Antwort auf einen früheren Beitrag vom 04.12.2009 10:03:41 GMT+01:00
Zuletzt vom Autor geändert am 06.12.2009 17:56:01 GMT+01:00
@ Anonymus: Empfehle ich trotzdem nicht, aus folgenden Gründen:

1. ist das 1,8er 50 mm II im Vergleich zum 1,4er eine echte Billigscherbe (ich hatte es selbst in der Hand :(( ) - klar, bei dem Preis muss Canon billigst bauen. In Anbetracht der viel solideren Ausstattung ist das 1,4er bei einem Preisniveau um die 350 Euro das wahre Schnäppchen von beiden, finde ich zumindest. Das 1,8er II ist eine gute Lösung für diejenigen, denen Fotografie nicht so wichtig ist oder die sehr auf's Geld achten müssen

2. hat das 1,4er einen schnellen, geräuschlosen Ultraschallmotor für den Autofokus, das 1,8er einen billigen, lauten und vergleichsweise langsamen Mikromotor

3. bringt der Schritt von Blende 1,8 auf 1,4 fast eine Halbierung der Verschlusszeit, das sind bei wenig Licht zwei verschiedene Welten

4. setzt man ein lichtstarkes Objektiv ja auch ein, um ein Objekt, z. B. einen Menschen, mit weit geöffneter Blende und flacher Schärfentiefe vom malerisch unscharfem Hintergrund freizustellen; und dieses Bokeh (Hintergrundunschärfe) soll beim 1,8er II wegen der primitiveren 5-Lamellenblende nicht allzu schön sein (Näheres siehe z. B. Test auf www.dpreview.com) - für mich ein gewichtiges Argument gegen das 1,8er

5. lassen sich bei Anfangsblende 1,4 die Fotos trotz der Unschärfe immer noch für sehr gelungene Drucke bis etwa A4 (je nach Motiv und ISO-Zahl) verwenden. Es sind halt keine Posterdrucke mehr drin, die der hoch auflösende Sensor einer 12+-Megapixel-Kamera von Canon locker hergeben würde.

Antwort auf einen früheren Beitrag vom 11.12.2009 20:51:51 GMT+01:00
Siegfried L. meint:
und 6. ist das eine Milchmädchenrechnung. Das 1.4er ist bei 1.8 schon abgeblendet, das 1.8er nicht. Die Bildqualität ist beim teureren Objektiv bei gleicher Blende besser.

Veröffentlicht am 01.01.2010 15:42:27 GMT+01:00
[Vom Autor gelöscht am 01.01.2010 15:43:13 GMT+01:00]

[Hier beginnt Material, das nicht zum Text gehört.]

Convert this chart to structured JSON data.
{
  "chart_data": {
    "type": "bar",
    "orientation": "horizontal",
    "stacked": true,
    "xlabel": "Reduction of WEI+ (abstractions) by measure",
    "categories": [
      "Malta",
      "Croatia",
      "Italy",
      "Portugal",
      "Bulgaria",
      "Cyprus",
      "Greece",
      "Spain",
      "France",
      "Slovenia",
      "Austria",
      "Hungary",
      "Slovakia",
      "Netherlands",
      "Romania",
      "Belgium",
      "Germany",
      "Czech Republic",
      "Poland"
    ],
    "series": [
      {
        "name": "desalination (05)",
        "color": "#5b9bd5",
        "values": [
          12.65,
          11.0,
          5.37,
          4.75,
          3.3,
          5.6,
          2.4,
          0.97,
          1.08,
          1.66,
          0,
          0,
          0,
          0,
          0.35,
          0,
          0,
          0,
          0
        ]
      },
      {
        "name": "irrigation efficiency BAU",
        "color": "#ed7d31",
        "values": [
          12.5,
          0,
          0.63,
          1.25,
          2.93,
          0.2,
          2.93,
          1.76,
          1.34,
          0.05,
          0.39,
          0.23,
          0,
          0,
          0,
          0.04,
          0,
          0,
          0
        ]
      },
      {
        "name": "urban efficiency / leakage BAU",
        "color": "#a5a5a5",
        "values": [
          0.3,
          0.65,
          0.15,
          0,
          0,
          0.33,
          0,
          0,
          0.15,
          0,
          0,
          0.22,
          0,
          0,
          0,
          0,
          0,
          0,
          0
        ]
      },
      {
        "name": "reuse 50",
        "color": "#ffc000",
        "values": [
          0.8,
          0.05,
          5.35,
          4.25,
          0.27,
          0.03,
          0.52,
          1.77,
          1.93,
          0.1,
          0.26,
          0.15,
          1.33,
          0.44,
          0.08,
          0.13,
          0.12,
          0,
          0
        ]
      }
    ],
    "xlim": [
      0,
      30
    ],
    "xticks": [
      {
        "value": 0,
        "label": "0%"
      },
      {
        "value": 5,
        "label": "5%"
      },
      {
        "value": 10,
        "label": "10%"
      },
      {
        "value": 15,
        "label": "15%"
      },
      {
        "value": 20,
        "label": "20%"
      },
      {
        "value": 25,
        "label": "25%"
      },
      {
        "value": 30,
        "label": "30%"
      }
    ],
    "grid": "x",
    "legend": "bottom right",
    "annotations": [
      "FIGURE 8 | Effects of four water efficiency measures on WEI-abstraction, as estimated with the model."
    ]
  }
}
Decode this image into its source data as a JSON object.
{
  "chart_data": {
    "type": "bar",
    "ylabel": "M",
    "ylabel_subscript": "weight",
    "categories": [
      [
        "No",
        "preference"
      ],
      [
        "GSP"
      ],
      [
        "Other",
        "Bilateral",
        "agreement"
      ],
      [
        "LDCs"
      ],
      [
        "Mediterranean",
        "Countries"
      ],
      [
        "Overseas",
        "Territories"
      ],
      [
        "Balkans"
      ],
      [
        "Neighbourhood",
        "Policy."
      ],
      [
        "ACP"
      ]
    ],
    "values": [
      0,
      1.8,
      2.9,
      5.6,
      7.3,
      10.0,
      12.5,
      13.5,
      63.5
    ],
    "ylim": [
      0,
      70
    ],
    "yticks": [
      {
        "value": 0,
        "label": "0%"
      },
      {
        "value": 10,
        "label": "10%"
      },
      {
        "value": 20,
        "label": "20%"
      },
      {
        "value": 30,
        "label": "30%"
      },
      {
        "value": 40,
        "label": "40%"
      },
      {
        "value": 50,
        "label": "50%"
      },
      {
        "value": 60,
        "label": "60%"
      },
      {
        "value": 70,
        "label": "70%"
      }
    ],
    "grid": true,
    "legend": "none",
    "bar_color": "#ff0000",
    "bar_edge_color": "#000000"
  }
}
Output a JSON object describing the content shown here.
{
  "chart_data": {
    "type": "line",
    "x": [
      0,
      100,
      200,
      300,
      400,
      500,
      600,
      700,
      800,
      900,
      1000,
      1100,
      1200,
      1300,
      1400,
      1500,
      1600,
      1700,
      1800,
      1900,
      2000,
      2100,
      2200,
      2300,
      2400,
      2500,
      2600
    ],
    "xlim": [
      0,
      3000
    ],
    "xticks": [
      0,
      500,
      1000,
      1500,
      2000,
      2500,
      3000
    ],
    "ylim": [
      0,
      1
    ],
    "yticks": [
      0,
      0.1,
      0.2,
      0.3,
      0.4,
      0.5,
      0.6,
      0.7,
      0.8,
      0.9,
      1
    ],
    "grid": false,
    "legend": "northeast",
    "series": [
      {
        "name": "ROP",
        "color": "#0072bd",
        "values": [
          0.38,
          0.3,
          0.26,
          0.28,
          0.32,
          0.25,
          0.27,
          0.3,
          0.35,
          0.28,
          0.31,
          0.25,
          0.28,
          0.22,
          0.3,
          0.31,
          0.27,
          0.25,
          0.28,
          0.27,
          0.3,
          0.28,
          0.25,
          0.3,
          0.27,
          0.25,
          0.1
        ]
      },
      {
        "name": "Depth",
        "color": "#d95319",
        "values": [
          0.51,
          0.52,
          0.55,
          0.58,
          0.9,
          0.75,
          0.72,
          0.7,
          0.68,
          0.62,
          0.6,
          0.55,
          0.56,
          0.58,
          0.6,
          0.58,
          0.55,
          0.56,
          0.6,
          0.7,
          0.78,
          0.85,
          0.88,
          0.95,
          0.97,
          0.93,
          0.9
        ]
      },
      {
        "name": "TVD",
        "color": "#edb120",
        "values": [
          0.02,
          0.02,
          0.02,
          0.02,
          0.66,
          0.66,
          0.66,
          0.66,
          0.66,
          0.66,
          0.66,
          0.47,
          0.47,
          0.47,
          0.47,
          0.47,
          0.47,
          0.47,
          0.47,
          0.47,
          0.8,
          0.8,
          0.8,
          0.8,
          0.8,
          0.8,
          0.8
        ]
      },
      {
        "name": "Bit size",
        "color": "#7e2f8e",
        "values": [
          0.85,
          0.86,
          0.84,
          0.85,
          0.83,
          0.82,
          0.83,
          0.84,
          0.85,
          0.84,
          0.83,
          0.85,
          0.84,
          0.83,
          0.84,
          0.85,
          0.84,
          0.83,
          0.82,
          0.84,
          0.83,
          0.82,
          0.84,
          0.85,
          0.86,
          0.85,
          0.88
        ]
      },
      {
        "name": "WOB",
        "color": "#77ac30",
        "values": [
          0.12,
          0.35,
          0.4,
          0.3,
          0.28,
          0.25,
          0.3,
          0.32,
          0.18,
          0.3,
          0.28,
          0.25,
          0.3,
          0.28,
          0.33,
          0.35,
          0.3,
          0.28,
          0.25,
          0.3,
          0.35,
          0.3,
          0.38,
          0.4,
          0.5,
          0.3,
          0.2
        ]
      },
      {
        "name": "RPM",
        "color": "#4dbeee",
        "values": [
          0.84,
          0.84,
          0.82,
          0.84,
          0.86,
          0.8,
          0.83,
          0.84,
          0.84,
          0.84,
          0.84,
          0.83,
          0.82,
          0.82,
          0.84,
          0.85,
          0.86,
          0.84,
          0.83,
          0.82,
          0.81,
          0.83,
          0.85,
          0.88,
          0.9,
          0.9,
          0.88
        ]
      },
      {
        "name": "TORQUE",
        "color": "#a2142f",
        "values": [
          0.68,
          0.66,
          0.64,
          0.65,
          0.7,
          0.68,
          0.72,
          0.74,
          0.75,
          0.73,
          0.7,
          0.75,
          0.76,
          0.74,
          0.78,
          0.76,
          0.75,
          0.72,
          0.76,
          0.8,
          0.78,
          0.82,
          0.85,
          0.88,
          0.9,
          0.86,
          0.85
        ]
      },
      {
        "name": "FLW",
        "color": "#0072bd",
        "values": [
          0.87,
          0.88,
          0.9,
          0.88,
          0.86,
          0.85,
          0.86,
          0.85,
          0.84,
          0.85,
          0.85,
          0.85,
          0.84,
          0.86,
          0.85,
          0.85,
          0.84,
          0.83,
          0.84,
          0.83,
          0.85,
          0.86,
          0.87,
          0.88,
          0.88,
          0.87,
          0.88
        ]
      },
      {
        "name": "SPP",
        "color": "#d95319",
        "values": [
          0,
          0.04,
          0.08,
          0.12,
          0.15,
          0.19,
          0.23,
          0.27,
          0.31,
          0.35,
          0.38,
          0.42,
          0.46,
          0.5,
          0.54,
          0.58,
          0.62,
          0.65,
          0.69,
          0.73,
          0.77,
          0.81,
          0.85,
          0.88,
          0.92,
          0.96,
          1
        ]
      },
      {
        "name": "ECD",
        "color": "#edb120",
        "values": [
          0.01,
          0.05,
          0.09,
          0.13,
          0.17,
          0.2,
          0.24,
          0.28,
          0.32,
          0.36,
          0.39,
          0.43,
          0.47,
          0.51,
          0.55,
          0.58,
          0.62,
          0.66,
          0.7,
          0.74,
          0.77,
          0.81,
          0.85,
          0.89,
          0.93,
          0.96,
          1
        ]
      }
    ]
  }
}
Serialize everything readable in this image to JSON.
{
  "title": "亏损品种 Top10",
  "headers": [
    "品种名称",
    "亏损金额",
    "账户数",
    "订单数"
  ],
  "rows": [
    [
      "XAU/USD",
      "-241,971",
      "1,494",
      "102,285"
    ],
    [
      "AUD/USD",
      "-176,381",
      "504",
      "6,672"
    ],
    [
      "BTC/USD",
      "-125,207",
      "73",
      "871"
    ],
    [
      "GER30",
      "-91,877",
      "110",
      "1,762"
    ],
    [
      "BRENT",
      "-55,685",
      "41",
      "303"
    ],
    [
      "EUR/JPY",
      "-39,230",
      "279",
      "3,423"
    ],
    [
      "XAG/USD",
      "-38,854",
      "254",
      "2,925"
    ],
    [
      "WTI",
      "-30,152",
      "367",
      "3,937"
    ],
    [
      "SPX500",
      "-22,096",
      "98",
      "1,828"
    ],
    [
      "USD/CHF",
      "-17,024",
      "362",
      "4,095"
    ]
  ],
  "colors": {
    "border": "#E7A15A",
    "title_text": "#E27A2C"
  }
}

Veröffentlicht am 01.01.2010 16:18:15 GMT+01:00
Knut K. meint:
Es gibt von canon ein weiteres 35mm objektiv, mit blende 2.0. Wie ich finde, eine preisgünstige und für den normalbereich eher passende linse, die zudem gut auflöst. Ich nutze sie an meiner 400d und bin sehr zufrieden.

Antwort auf einen früheren Beitrag vom 20.03.2010 18:32:21 GMT+01:00
@Knut K.: das ist bestimmt ein ordentliches 35 mm (soweit ich weiß, auch Klassiker von Canon), zumal bezahlbar - aber man kann das wie schon weiter oben gesagt einfach nicht vergleichen. Zwischen Anfangsblende 1,4 und 2,0 liegen, was Lichtstärke und damit fotografische Einsatzmöglichketen betrifft, Welten!